Rions ! Oui, notre ministre du Budget a délibérément  filouté le fisc. L’homme qui était entré en croisade contre l’évasion fiscale, un des seuls ministres du gouvernement (avec Valls et Sapin) semblant connaître son métier, s’est ouvertement moqué de nous. Et en dindon de la farce, il nous faut être beau joueur, comme savent l’être à la fin d’une comédie de Molière les pères escroqués : ne nous ruons pas sur lui, tels ses anciens alliés de Libération qui, comme à leur habitude, s’indignent avec véhémence et courage. Ne lançons pas la pierre sur le cas particulier quand la déchéance politique s’est manifestement généralisée. Ne nous laissons pas entraîner par l’esprit d’épuration complète qui caractérise la Résistance morale d’après 1945 et qu’a incarnée Hessel pendant ses dernières années.  Rions plutôt de cette mascarade, car le pire est à venir : porté par cette victoire incontestable, le Drumont moderne a désormais le champ libre. Ce n’est pas du Front National que je veux parler ici ; il est certain qu’il pourra profiter de l’ignominie de Cahuzac pour se présenter comme l’alternative populiste. Tout comme Mélenchon et les râleurs du Front de Gauche qui eux non plus ne sont pas, en ce jour, nos heureux élus.

Non, s’il faut rire de cet âne de Cahuzac, qui, cahin-caha, va finir en cabane (et c’est la meilleure chose qu’on puisse lui souhaiter), nous ne nous réjouirons point d’avoir désormais à supporter un Mediapart triomphant. Nous assistons à l’énième résurrection de La Libre Parole, et Edwy Plenel, tout comme Edouard Drumont en son temps, va pouvoir profiter pleinement du scandale qu’il a dévoilé (à l’époque celui de Panama) et devenir l’Ogre de notre République sinistrée. L’accusateur tout puissant, l’inspecteur des consciences et des comptes avide de sang, l’éboueur officiel de l’actualité n’a plus de garde-fou, plus de limite pour attaquer son ennemi favori, qui n’est certes plus le juif, mais le papy aux idées « indignes », adjectif utilisé très clairement par l’homme à la moustache pour attaquer Henri Guaino sur ses positions « sociétales » récentes. Ecoutez bien, le chant du cygne de M. Cahuzac annonce la vibration terrible du cor journalistique qui sonne la curée.

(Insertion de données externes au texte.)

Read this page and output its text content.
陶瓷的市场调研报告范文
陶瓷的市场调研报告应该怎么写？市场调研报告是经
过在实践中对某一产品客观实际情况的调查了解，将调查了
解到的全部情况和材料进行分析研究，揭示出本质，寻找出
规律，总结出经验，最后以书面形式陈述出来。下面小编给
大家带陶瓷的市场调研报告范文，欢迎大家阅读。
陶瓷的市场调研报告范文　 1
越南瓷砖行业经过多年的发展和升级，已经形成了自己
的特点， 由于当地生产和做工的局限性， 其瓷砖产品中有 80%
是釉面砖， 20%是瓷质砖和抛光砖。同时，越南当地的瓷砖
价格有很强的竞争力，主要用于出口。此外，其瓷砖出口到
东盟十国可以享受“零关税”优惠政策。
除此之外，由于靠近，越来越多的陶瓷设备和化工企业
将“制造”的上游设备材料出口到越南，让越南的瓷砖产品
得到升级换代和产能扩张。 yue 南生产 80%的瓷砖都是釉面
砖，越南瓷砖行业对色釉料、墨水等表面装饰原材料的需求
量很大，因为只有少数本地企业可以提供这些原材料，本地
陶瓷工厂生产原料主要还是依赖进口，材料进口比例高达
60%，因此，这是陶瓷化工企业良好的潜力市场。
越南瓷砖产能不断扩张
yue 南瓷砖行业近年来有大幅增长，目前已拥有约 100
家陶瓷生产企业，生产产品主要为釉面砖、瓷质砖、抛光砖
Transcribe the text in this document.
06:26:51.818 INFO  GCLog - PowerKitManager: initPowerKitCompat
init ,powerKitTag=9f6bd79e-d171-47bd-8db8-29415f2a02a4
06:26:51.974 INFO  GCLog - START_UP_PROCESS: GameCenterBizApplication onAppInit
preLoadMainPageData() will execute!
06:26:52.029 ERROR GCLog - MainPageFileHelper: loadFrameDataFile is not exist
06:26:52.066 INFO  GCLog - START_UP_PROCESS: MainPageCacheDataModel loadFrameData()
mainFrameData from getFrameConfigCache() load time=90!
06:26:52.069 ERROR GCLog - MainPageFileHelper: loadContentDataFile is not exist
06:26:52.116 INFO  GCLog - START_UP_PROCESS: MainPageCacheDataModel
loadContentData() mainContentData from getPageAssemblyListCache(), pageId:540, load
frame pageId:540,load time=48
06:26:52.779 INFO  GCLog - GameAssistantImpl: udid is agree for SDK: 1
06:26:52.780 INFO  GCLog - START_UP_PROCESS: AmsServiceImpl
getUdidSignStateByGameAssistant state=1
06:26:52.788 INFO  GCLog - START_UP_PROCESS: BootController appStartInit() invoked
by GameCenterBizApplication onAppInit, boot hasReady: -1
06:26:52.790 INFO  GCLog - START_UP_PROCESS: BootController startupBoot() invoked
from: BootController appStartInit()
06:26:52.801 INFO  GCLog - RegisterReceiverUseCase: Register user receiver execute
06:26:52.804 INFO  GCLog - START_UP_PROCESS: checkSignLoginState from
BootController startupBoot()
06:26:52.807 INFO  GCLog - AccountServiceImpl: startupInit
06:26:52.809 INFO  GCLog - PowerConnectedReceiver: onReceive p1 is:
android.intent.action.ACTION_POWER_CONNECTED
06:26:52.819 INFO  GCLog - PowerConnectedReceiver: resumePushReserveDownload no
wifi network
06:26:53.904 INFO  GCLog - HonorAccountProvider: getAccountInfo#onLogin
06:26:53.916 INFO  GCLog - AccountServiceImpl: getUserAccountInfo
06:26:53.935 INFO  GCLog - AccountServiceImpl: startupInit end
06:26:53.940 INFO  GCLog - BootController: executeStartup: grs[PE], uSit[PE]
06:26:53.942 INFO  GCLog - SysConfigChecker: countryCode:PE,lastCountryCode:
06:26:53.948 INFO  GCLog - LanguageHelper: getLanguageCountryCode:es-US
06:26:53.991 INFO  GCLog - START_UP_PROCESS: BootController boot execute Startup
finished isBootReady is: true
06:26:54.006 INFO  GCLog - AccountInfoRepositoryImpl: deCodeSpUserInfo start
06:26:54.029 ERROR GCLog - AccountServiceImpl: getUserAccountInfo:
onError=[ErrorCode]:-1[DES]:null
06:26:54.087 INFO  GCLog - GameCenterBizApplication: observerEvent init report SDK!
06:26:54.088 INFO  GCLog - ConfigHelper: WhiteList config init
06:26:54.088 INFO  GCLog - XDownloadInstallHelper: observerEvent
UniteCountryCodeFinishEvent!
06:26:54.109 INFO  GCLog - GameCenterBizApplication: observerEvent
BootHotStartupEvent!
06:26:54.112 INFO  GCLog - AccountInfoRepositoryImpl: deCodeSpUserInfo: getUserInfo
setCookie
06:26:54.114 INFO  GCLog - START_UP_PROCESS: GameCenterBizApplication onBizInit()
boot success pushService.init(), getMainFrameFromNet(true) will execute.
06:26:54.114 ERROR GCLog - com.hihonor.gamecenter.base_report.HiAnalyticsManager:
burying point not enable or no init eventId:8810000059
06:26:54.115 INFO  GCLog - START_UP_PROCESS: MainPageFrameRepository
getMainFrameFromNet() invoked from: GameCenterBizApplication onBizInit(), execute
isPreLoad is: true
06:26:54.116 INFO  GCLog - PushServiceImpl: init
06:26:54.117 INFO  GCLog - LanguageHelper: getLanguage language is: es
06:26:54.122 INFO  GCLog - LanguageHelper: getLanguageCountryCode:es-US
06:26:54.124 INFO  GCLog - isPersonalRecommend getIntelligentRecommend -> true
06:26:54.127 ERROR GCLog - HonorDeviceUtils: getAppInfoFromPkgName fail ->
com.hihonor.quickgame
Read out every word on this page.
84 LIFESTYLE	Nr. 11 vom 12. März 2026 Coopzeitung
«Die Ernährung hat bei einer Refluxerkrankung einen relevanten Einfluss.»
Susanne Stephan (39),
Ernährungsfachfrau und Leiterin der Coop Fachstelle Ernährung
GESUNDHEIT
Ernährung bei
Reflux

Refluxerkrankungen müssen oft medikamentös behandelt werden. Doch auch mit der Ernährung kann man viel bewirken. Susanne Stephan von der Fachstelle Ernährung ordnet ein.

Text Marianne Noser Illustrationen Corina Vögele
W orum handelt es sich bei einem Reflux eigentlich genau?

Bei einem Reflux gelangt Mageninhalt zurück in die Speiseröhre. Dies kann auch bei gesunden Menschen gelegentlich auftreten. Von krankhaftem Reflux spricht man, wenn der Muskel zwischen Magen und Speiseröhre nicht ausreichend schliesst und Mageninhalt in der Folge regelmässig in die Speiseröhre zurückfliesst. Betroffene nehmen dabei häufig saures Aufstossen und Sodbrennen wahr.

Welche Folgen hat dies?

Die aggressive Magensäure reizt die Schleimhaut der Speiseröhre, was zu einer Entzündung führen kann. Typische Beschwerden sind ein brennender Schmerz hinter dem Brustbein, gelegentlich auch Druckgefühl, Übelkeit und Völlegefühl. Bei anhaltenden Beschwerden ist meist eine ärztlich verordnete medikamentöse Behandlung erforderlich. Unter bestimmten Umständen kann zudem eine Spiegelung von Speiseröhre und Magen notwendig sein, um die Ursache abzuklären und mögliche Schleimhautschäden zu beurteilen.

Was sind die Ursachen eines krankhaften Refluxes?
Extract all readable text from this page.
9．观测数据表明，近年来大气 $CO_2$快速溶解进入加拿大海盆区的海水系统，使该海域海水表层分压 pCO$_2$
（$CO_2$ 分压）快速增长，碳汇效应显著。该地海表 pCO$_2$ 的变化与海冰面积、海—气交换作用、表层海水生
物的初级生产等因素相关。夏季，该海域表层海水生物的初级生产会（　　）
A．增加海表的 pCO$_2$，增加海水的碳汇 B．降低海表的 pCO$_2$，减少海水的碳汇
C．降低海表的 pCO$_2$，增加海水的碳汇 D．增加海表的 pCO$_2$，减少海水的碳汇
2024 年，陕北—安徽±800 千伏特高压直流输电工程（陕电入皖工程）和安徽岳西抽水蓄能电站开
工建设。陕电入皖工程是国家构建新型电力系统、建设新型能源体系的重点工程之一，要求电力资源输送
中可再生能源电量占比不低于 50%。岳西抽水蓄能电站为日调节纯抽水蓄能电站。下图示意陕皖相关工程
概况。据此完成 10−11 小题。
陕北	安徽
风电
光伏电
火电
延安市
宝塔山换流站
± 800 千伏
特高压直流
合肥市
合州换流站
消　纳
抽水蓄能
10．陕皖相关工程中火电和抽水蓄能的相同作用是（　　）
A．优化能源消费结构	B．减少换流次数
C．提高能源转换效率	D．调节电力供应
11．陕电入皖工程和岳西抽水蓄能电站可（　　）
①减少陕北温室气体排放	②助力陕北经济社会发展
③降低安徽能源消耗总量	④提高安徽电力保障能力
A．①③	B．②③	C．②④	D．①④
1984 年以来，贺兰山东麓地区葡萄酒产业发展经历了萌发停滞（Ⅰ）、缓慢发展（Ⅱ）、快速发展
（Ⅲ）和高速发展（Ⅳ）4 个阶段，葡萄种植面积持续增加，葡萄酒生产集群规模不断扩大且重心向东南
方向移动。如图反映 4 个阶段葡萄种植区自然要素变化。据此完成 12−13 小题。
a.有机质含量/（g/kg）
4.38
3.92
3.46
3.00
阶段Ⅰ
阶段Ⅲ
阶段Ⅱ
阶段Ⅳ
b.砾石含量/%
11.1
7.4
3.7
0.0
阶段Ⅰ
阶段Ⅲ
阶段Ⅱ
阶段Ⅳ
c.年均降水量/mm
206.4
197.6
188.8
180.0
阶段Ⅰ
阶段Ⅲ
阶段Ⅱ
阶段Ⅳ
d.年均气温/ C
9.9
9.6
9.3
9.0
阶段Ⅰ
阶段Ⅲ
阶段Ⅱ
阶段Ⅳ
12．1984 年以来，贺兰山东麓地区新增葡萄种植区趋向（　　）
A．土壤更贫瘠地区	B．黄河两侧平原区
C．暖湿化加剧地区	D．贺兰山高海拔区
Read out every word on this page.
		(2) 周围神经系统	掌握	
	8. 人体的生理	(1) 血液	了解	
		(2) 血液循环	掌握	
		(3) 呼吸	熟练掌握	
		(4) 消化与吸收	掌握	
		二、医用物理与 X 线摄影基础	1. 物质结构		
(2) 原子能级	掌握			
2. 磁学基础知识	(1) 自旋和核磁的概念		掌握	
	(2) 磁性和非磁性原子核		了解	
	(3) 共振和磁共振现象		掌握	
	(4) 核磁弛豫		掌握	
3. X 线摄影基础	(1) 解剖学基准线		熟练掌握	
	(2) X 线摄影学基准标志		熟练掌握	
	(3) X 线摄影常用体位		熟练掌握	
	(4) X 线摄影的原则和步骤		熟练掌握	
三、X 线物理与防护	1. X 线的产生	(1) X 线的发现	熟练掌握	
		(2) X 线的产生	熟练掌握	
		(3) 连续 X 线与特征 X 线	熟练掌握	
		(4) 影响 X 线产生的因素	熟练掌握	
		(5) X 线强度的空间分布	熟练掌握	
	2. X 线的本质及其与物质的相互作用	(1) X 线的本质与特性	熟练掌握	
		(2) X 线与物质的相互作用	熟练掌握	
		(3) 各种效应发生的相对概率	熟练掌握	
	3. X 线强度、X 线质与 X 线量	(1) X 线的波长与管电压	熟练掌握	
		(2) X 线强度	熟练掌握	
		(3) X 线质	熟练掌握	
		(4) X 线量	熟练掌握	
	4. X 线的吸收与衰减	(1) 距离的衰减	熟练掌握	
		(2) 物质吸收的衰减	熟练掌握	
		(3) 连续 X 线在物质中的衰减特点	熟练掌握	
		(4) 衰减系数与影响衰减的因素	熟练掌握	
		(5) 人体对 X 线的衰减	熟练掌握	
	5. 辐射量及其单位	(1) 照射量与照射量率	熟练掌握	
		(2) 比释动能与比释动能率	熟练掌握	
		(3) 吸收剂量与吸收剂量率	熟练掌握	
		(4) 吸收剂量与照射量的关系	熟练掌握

Pour vous rendre le sourire, je laisse à vos esprits pernicieux le soin de décoder ce poème écrit en 1924, et tiré de Feuilles de route de Blaise Cendrars[1]. Je suis certain que vous saurez en tirer une substantifique moelle tout à fait savoureuse.

« Hollande Hollande Hollande

Fumée plein le fumoir

Tziganes plein l’orchestre

Fauteuils plein le salon

Familles familles familles

Trous plein les bas

Et les femmes qui tricotent qui tricotent. »

Bonaventure Caenophile


[1] « Traversée sans histoire », par Blaise Cendrars, in Feuilles de route, 1944.